It’s already been a year since oil prices began their precipitous decline, and some industry observers forecast low prices to continue for another year or longer.
Oil and gas exploration and production companies have already conducted multiple rounds of layoffs, cut spending and reduced capital costs. Some companies have gone under, and others have continued to struggle, trying to make a profit at $30-40/barrel, let alone pay dividends and reinvest in production growth. The industry has shut down over 1,000 drilling rigs in the last year bringing the current rig count to 650 rigs, the lowest since 19991.
As the focus has shifted from growth to efficient production, Accenture sees the onshore shale operators starting to adopt new operating models beyond just cutting head count across the board. The old model was manual and highly dependent on individuals and experience. The new model is about remote management, new generation automation and cloud-based SCADA as well as more division of labor and strategic use of experts across multiple assets.

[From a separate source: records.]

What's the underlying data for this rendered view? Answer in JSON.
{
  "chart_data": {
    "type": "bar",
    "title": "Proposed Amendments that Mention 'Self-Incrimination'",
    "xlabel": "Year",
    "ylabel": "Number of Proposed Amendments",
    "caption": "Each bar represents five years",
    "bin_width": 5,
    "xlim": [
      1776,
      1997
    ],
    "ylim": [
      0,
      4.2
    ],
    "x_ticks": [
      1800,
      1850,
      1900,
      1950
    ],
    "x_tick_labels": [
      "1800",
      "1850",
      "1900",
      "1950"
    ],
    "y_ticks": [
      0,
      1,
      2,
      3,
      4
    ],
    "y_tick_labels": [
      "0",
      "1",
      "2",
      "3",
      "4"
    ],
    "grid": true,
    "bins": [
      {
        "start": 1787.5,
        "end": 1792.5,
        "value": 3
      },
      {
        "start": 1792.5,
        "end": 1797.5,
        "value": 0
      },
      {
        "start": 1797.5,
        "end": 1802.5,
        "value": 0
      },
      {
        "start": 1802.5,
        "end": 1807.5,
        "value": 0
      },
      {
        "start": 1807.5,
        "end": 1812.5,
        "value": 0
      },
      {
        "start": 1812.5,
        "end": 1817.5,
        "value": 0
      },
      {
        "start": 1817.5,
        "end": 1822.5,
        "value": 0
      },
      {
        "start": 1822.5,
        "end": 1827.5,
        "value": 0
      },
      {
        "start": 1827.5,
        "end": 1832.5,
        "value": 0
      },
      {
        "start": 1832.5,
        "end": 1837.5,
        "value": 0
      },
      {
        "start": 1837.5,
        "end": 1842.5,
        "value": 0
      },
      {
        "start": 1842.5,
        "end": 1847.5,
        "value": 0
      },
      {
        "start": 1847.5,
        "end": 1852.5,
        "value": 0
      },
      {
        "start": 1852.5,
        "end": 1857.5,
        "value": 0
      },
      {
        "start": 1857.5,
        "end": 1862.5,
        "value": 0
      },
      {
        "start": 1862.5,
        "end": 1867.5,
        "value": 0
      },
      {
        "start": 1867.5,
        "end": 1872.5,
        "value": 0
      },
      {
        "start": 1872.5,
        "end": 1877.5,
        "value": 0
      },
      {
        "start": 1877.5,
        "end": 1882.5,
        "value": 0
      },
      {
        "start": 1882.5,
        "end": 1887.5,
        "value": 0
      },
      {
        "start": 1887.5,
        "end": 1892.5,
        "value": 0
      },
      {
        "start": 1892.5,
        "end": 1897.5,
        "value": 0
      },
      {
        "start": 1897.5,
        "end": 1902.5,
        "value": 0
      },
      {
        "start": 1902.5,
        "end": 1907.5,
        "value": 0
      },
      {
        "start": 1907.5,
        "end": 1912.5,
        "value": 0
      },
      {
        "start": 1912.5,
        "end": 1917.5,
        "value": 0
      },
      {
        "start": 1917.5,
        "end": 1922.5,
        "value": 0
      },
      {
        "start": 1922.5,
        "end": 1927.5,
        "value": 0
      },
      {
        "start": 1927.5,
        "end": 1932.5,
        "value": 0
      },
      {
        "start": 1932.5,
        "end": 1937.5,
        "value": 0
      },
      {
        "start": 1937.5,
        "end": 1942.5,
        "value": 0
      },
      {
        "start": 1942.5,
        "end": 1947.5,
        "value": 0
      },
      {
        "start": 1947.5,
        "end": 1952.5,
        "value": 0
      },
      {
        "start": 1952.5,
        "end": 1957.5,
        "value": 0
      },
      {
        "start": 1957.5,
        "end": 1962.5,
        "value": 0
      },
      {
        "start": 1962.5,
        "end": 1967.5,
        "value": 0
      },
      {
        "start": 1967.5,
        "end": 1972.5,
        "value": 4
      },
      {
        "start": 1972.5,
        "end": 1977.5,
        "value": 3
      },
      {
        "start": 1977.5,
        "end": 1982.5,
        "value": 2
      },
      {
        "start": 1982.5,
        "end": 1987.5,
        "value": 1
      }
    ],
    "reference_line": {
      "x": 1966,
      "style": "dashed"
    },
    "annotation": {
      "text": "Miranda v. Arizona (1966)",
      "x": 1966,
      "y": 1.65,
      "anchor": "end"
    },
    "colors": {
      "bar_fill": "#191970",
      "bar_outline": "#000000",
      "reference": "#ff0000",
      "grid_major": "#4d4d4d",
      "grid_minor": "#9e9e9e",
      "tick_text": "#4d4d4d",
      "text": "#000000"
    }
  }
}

Low-cost technology in the new operating model is fuelled by the Internet of Things. Mobile devices and other technology solutions familiar to consumers are being adapted for multiple industries. These solutions cost much less than the purpose-built devices in use in oil and gas since the 1990s (such as the PLC, the programmable logic controller). More importantly, these new devices have much greater functionality, mobility and flexibility.
The Internet of Things is enabling connected production operations for oil and gas organizations. Companies can collect and utilize digital information in new ways that helps to keep wells on line, reduce head count and promote worker safety.
Other industries have faced margin pressure for many years and have adopted different business model leveraging the internet, digital and outsourcing. As oil and gas companies look for new ways to improve effectiveness and reduce cost, some additional developments may include:
Narrowing the business scope (e.g., onshore US) to focus on the most profitable core assets and gain efficiencies from repetitive, standard processes
Automating more tasks, including basic engineering functions
Adopting best practices from other industries (e.g., aerospace on maintenance practices)
Utilizing division of labor and outsourcing of more functions which may include those that were traditionally considered core, such as well surveillance
Variabilizing costs (such as linking service contracts to wells and production instead of day rates)
More aggressively implementing the principles of lean management
Using advanced data analytics as part of the day-to-day operations management to optimize everything from chemical injection and artificial lift to water hauling
Using predictive analytics, such as machine learning, to avoid breakdowns
Although low prices continue to be hugely painful for the industry, and no relief is yet in sight, the current environment is inspiring a search for new business models and innovation that can improve efficiency and deliver greater value.